II - Na versão actual da al. c) do art. 400.º do CPP, não é admissível recurso «de acórdãos proferidos, em recurso, pelas relações, que não conheçam, a final, do objecto do processo». Esta expressão não significa outra coisa senão “decisão que põe termo ao litígio da forma sobredita”.
III - A questão das nulidades invocadas é uma questão prévia, não sendo nesse sentido atinente ou conexa com a questão substantiva, essa sim objecto de apreciação da decisão final. Tratando-se de uma questão interlocutória, a circunstância de não ter sido objecto de recurso autónomo não lhe confere recorribilidade, podendo e devendo ser dela cindida.
IV - Tem este Tribunal entendido que o STJ só pode sindicar a aplicação do princípio in dubio pro reo, se da decisão resultar que o tribunal recorrido ficou na dúvida em relação a qualquer facto e que, nesse estado de dúvida, decidiu contra o arguido. A violação do princípio in dubio pro reo, dizendo respeito à matéria de facto e sendo um princípio fundamental em matéria de apreciação e valoração da prova, pode ser sindicado pelo STJ. Todavia, essa sindicação tem de exercer-se dentro dos limites de cognição desse Tribunal, devendo por isso resultar do texto da decisão recorrida, em termos análogos aos dos vícios do art. 410.º, n.º 2, do CPP, ou seja: quando, seguindo o processo decisório evidenciado através da motivação da convicção, a conclusão retirada pelo tribunal em matéria de prova se materialize numa decisão contra o arguido que não seja suportada de forma suficiente, de modo a não deixar dúvidas irremovíveis quanto ao seu sentido, pela prova em que assenta a convicção.
V - A ideia fundamental que preside ao instituto da atenuação especial da pena e que constitui a sua razão de ser político-criminal é a de que funciona como uma válvula de segurança.
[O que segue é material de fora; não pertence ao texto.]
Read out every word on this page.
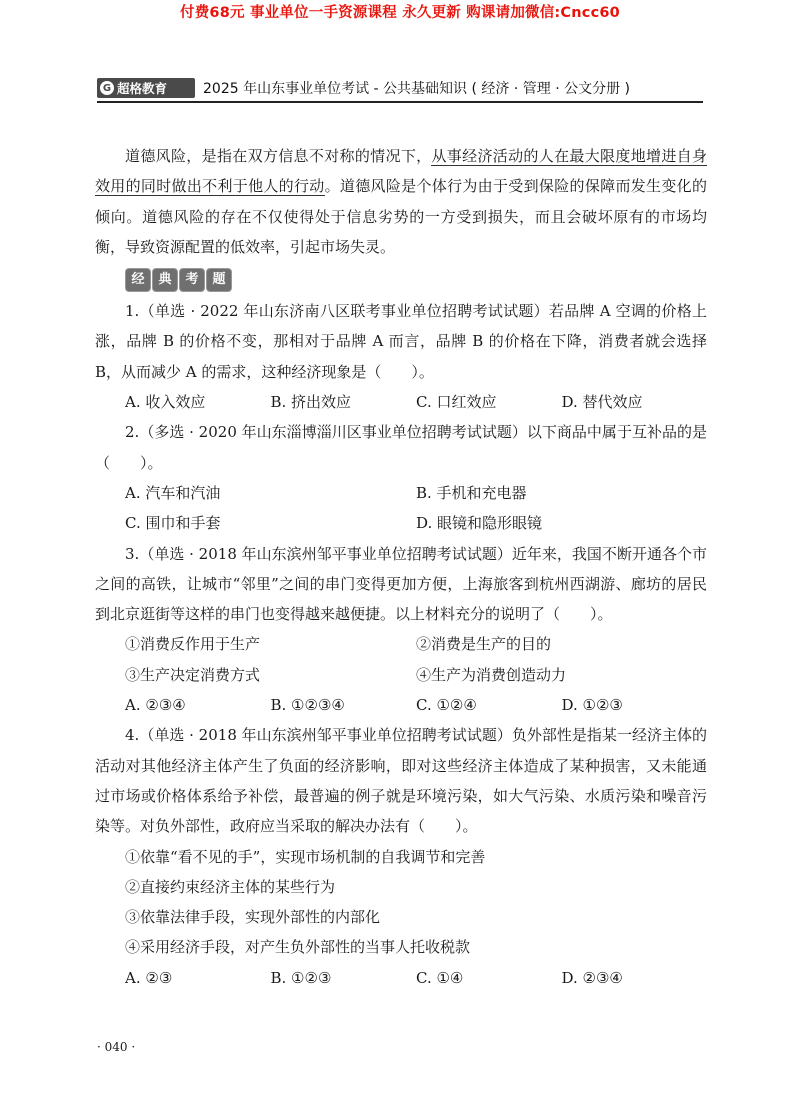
付费68元 事业单位一手资源课程 永久更新 购课请加微信:Cncc60
G 超格教育	2025 年山东事业单位考试 - 公共基础知识 ( 经济 · 管理 · 公文分册 )

道德风险，是指在双方信息不对称的情况下，从事经济活动的人在最大限度地增进自身效用的同时做出不利于他人的行动。道德风险是个体行为由于受到保险的保障而发生变化的倾向。道德风险的存在不仅使得处于信息劣势的一方受到损失，而且会破坏原有的市场均衡，导致资源配置的低效率，引起市场失灵。

经	典	考	题

1.（单选 · 2022 年山东济南八区联考事业单位招聘考试试题）若品牌 A 空调的价格上涨，品牌 B 的价格不变，那相对于品牌 A 而言，品牌 B 的价格在下降，消费者就会选择 B，从而减少 A 的需求，这种经济现象是（　　）。

A. 收入效应	B. 挤出效应	C. 口红效应	D. 替代效应

2.（多选 · 2020 年山东淄博淄川区事业单位招聘考试试题）以下商品中属于互补品的是（　　）。

A. 汽车和汽油	B. 手机和充电器
C. 围巾和手套	D. 眼镜和隐形眼镜

3.（单选 · 2018 年山东滨州邹平事业单位招聘考试试题）近年来，我国不断开通各个市之间的高铁，让城市“邻里”之间的串门变得更加方便，上海旅客到杭州西湖游、廊坊的居民到北京逛街等这样的串门也变得越来越便捷。以上材料充分的说明了（　　）。

①消费反作用于生产	②消费是生产的目的
③生产决定消费方式	④生产为消费创造动力
A. ②③④	B. ①②③④	C. ①②④	D. ①②③

4.（单选 · 2018 年山东滨州邹平事业单位招聘考试试题）负外部性是指某一经济主体的活动对其他经济主体产生了负面的经济影响，即对这些经济主体造成了某种损害，又未能通过市场或价格体系给予补偿，最普遍的例子就是环境污染，如大气污染、水质污染和噪音污染等。对负外部性，政府应当采取的解决办法有（　　）。

①依靠“看不见的手”，实现市场机制的自我调节和完善
②直接约束经济主体的某些行为
③依靠法律手段，实现外部性的内部化
④采用经济手段，对产生负外部性的当事人托收税款
A. ②③	B. ①②③	C. ①④	D. ②③④
· 040 ·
Significa ela que a atenuação especial da pena deve abranger apenas aqueles casos em que se verifique a ocorrência de circunstâncias que se traduzam numa diminuição acentuada da ilicitude e da culpa ou da necessidade da pena – casos verdadeiramente excepcionais em relação ao comum dos casos previstos pelo legislador ao estabelecer a moldura penal correspondente ao respectivo tipo legal de crime. Em tais hipóteses, porém, a atenuação especial é obrigatória – o tribunal atenua, diz a lei, após a revisão de 1995 – segundo um critério de discricionariedade vinculada e não dependente do livre arbítrio do tribunal.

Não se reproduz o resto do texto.